Paper long abstract:
In Europe, which is geographically distant from Japan, Japanese learners don't have many opportunities to be exposed to spoken Japanese. In order to teach them spoken Japanese efficiently, we firstly need to know its regularities. In this presentation we shed light on regularities in Japanese native speakers' speech from viewpoint of disfluency by using two kinds of corpus.
The first kind is "My Funny Talk" corpus, a corpus of more or less spontaneous Japanese speech. It has been constructed by the authors since 2010, and now it includes about 200 native speakers' speech and 130 non-native speakers' speech. Another kind is a corpus of 25 Japanese-learners' speech we collected at Ankara University in 2016. It consists of read speech of a transcription of a native speaker's disfluent speech. By using these two corpora, we argue the following three points.
Firstly, the speech of native speakers basically is disfluent, with fluent speech like that of a professional announcer being the exception rather than the rule. This agrees with the understanding of recent research on description language.
Secondly, while the speech of learners also is disfluent, it differs essentially from the disfluency of the speech of native speakers. The disfluent speech by native speakers has its own regularities, while that of learners does not.

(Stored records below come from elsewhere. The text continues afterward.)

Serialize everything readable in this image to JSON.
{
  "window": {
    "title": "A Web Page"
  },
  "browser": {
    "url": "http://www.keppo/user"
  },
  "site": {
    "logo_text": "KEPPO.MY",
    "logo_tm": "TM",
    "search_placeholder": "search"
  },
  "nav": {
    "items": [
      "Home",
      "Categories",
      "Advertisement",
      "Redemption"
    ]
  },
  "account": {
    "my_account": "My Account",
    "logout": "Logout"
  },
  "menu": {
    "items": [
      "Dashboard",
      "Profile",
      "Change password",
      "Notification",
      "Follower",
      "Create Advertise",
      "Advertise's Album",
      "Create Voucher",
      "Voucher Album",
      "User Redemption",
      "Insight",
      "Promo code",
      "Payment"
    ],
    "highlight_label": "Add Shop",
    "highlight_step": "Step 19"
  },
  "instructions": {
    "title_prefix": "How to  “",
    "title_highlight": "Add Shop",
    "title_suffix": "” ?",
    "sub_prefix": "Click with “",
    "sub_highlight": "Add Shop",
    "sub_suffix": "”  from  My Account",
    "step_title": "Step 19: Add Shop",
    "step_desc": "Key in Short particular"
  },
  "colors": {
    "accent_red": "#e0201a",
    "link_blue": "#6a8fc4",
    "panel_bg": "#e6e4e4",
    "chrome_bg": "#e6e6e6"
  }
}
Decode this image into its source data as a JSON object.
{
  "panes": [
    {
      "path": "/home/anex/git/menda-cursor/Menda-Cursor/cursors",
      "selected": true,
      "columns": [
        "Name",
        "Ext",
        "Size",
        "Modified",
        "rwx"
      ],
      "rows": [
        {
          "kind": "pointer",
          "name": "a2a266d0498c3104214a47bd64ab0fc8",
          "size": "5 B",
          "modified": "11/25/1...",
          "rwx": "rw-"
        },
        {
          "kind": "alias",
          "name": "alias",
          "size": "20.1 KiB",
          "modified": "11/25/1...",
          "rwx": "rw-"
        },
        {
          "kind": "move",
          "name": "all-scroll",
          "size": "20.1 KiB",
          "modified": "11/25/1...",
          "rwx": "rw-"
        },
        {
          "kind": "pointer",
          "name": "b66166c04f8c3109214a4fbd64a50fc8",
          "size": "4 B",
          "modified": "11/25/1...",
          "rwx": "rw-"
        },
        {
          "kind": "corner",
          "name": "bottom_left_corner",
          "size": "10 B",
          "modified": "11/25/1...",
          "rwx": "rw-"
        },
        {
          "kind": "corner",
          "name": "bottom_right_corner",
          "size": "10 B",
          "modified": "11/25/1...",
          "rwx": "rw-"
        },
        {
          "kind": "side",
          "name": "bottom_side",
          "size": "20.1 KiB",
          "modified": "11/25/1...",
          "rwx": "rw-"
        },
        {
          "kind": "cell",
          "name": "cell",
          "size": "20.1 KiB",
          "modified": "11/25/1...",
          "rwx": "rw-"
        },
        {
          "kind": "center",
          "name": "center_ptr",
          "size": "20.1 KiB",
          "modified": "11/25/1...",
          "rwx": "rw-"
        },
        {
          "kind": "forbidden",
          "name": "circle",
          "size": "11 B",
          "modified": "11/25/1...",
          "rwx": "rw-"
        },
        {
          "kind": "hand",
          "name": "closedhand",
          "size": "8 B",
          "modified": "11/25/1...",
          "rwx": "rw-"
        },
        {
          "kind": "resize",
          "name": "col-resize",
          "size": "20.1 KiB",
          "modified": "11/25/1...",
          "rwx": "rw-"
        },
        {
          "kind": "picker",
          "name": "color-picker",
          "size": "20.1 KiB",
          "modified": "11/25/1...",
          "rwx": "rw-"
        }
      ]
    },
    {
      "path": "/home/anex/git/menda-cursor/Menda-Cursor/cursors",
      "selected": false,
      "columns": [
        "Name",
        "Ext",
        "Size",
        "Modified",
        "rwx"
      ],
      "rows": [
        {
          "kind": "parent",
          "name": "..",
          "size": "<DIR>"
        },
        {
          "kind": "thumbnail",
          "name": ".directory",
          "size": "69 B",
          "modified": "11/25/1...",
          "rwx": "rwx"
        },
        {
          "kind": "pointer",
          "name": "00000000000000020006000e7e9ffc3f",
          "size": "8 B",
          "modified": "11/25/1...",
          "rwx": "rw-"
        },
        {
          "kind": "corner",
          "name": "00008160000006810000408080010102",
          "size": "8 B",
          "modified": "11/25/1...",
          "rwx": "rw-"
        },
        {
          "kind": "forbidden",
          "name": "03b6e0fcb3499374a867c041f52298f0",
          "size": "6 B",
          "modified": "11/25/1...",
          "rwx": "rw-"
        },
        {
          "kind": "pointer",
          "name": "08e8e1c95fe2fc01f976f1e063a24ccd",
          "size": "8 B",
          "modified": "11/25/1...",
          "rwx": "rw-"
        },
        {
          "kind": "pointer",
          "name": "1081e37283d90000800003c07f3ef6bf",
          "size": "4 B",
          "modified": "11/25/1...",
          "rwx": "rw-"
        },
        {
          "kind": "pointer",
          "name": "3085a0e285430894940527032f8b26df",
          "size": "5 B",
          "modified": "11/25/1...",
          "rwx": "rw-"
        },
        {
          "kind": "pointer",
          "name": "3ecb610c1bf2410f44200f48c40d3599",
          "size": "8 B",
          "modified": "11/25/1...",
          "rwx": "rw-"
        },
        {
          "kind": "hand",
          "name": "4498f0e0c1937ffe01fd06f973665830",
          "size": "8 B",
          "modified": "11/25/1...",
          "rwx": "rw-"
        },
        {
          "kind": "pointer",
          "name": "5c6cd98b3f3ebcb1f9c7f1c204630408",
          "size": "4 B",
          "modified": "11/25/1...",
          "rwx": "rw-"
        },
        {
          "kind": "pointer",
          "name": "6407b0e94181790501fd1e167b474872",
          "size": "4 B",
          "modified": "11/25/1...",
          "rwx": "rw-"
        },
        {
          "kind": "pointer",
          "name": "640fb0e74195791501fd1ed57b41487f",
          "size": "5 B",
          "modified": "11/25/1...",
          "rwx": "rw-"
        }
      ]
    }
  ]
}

And thirdly, except when particularly excited native speakers tend to speak piecemeal in units of syntagma (bunsetsu in Japanese), and when doing so, a particular jumping intonation (e.g., "Sore de desu nee": LHHLLHL) often is observed. In contrast, many learners seem to be aiming for the goal of speaking fluently like a newscaster—something difficult even for native speakers to do—and as a result the flow of their speech tends to be interrupted here and there. It is likely that studying the systematic nature of disfluent speech by native speakers would enable Japanese language learners to replacing the disfluent quality of their own speech with a natural disfluency like that of native speakers rather than eliminating it.